Es zeigt sich aber schon bei erster Betrachtung, wie sehr gerade bei der Suche nach den Gründen für die Wikingerzeit der Wikingermythos die historischen Fakten in einer Weise überwuchert hat, die für uns die wahren Ursachen kaum mehr zugänglich macht. Das Dilemma der Forschung liegt dabei gerade darin, daß uns zeitgenössische Texte nur wenig über die Ursachen der Wikingerzeit berichten, wohl weil dieses Phänomen auch für sie nicht einsichtig war. Wir sind somit auf wenige Stellen angewiesen, die von der Forschung unabhängig von ihrem Wahrheitsgehalt rezipiert wurden. Die ältere Forschung (so noch Brøndsted 1960) sah in einer angeblichen Überbevölkerung Skandinaviens und in der damit verbundenen Verknappung der agrarischen Ressourcen die Hauptursachen für den Aufbruch größerer Banden jugendlicher Krieger nach Süden. Dieser Erklärungsansatz aber fußt auf den Aussagen des notorisch unverläßlichen normannischen Geschichtsschreibers Dudo von St. Quentin (De moribus et actis primorum Normanniae ducum, verfaßt um 1020 gegen Bezahlung für die normannischen Herzöge), der die Verherrlichung der normannischen Herrscher zum Ziel hatte:
Diese Menschen geben sich unverschämt den Ausschweifungen hin, leben in Gemeinschaft mit mehreren Frauen und zeugen durch diesen schamlosen und gesetzlosen Verkehr eine zahllose Nachkommenschaft. Wenn sie aufgewachsen sind, streiten die Jungen gewaltsam mit ihrern Vätern und Großvätern oder untereinander um Besitz, und wenn sie zu zahlreich werden, und sich nicht mehr ausreichendes Land für ihren Lebensunterhalt erwerben können, wird nach altem Brauch durch das Los eine große Gruppe junger Menschen ermittelt, welche zu fremden Völkern und Reichen getrieben wird, wo sie sich durch Kampf Länder erwerben können und wo sie in dauerhaftem Frieden leben können. (Lib. I,1)

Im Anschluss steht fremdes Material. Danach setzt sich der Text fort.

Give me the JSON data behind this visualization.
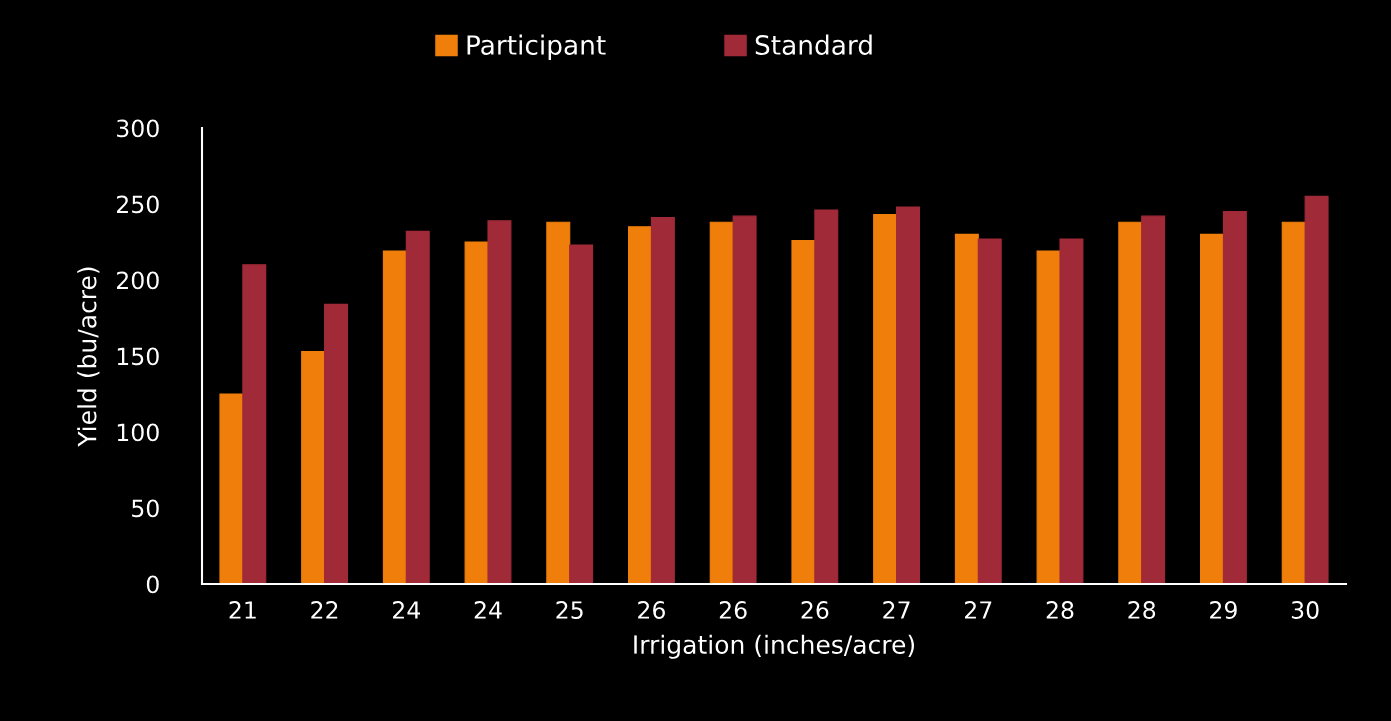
{
  "chart_data": {
    "type": "bar",
    "xlabel": "Irrigation (inches/acre)",
    "ylabel": "Yield (bu/acre)",
    "categories": [
      "21",
      "22",
      "24",
      "24",
      "25",
      "26",
      "26",
      "26",
      "27",
      "27",
      "28",
      "28",
      "29",
      "30"
    ],
    "series": [
      {
        "name": "Participant",
        "color": "#ef7f0a",
        "values": [
          125,
          153,
          219,
          225,
          238,
          235,
          238,
          226,
          243,
          230,
          219,
          238,
          230,
          238
        ]
      },
      {
        "name": "Standard",
        "color": "#a12a38",
        "values": [
          210,
          184,
          232,
          239,
          223,
          241,
          242,
          246,
          248,
          227,
          227,
          242,
          245,
          255
        ]
      }
    ],
    "ylim": [
      0,
      300
    ],
    "yticks": [
      0,
      50,
      100,
      150,
      200,
      250,
      300
    ],
    "grid": false,
    "legend": "top"
  }
}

An seiner Beschreibung ist die christliche Entrüstung nur oberflächlich, darunter steckt aber die absichtsvolle Bewunderung für die Virilität der normannischen Adeligen, die zu seiner Zeit neue Aktualität hatte. Es war gerade diese Virilität, die etwa im 2. Viertel des 11. Jahrhunderts dazu führte, daß von den 12 Söhnen des Tancred de Hauteville die meisten nach Süditalien zogen, um dort ihr Glück zu machen, und schließlich die sizilianische Königslinie begründeten. Die Aussagen der normannischen Schriftsteller des 11. Jahrhunderts wie Dudo oder auch Wilhelm von Jumièges müssen also vor dem Hintergrund gesehen werden, daß zu ihrer Zeit eine neue normannische Auswanderungswelle eben nach Süditalien im Gange war, wo sich die Normannen innerhalb der nächsten 100 Jahre ein weiteres Reich erobern sollten.
Es war also wenig opportun für Dudo und seine Zeitgenossen, reine Habsucht oder Abenteuerlust als Motive der ersten normannischen Expansion von Dänemark nach Nordfrankreich darzustellen. Aber auch ein weiterer Chronist des 11. Jahrhunderts, Adam von Bremen, der Verfasser der Hamburgischen Kirchengeschichte (Gesta Hammaburgensis ecclesiae pontificum, ca. 1072; IV, 31), dem die Schilderung der skandinavischen Bekehrung ein großes Anliegen war, stellte die Wikingerzüge als aus der Not geborene Unternehmungen dar, zu der die Norweger aus Armut gezwungen wurden und die sie inzwischen wieder aufgegeben hätten, wohl nicht zuletzt, um die inzwischen zum Christentum bekehrten und zur Hamburgisch-Bremer Diözese gehörigen Skandinavier in ein besseres Licht zu rücken.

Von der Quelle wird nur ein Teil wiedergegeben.